Cr Tapscott said she understood the cuts were not due to COVID-19 but part of a structural review.

“The drought has not helped either. You keep overlaying these things and something has to give.”

READ ALSO: Victorian teenager tests positive to COVID-19 on South Coast holiday

Cr Tapscott said her council had economic development at the forefront of its agenda, but current circumstances were proving challenging.

“You seem to take two steps forward and one step back at the moment,” she said.

“We are limping along, doing the best that we can. We are highly resilient people [in the Bega Valley Shire]. I just hope, as a community, we can look after these people.”

Bega Cheese executive chairman Barry Irvin told ABC Radio the job cuts were a strategic move to rationalise production.

“The situation isn’t related to the pandemic, it’s related to our processing cheese factory,” he said.

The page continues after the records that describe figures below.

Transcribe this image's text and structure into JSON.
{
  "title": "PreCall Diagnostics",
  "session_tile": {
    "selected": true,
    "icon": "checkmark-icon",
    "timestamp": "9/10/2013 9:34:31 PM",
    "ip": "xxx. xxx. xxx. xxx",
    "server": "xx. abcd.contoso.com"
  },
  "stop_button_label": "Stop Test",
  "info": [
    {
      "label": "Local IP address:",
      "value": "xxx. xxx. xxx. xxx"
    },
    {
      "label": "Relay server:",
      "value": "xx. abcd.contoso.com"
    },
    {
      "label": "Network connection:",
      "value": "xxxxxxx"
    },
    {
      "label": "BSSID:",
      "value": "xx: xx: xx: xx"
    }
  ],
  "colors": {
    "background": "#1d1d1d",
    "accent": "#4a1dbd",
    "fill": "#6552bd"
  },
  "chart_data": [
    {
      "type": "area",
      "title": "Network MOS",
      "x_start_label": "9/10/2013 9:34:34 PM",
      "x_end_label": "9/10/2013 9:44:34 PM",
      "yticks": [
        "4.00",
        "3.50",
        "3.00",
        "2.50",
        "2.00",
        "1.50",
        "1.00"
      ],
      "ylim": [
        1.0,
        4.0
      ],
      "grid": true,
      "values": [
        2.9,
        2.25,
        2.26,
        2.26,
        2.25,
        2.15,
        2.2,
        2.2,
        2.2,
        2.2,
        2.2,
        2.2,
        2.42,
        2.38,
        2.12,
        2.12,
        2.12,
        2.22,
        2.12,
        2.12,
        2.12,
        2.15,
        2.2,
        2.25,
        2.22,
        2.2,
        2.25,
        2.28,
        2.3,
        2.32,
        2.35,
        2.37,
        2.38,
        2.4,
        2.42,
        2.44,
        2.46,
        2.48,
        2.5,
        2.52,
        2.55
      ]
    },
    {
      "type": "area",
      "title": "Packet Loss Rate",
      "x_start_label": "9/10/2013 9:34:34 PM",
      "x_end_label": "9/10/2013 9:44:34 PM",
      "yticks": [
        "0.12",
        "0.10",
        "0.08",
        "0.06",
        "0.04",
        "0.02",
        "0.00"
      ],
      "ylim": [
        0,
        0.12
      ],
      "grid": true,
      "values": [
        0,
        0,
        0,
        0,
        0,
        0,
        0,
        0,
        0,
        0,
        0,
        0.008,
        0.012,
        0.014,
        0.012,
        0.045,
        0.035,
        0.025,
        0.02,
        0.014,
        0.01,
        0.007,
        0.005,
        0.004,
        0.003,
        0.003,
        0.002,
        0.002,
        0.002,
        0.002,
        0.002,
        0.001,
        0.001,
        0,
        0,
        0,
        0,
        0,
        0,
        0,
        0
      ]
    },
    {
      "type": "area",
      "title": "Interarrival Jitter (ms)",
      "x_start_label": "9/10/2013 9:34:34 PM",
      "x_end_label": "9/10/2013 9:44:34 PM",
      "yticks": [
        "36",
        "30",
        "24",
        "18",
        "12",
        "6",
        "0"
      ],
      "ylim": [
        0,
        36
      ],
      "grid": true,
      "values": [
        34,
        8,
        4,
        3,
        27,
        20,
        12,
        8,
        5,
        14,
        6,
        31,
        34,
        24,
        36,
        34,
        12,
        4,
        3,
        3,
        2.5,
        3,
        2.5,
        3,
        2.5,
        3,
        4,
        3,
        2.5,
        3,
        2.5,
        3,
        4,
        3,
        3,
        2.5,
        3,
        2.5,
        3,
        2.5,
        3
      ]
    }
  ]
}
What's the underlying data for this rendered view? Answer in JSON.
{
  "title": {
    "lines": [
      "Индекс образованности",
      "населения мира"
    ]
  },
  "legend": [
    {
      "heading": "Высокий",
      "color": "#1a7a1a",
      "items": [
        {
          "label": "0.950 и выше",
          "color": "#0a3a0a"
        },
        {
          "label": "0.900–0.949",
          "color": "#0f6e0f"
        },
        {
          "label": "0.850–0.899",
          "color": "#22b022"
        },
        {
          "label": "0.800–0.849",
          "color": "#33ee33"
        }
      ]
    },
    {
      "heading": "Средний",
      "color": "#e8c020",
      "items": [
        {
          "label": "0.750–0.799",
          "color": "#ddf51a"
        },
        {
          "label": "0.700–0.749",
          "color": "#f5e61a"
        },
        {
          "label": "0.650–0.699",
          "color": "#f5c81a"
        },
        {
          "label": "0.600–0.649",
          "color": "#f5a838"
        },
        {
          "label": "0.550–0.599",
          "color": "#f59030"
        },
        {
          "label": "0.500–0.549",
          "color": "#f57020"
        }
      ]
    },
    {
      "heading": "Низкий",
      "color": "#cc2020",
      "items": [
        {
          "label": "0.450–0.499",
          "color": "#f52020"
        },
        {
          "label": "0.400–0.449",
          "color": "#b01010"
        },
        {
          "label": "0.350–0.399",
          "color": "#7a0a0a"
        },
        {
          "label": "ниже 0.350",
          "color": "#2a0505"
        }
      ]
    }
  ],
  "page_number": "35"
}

“We’ve elected to consolidate just the processed cheese into the Strathmerton facility because it has been purpose-built.

“Anyone who goes to the supermarket these days will see that consumers are buying natural cheese slices not processed cheese slices … it’s a shrinking market. We will have 74 staff that will not be required, we will have 19 staff go by August and the rest will be gone by the end of the year.”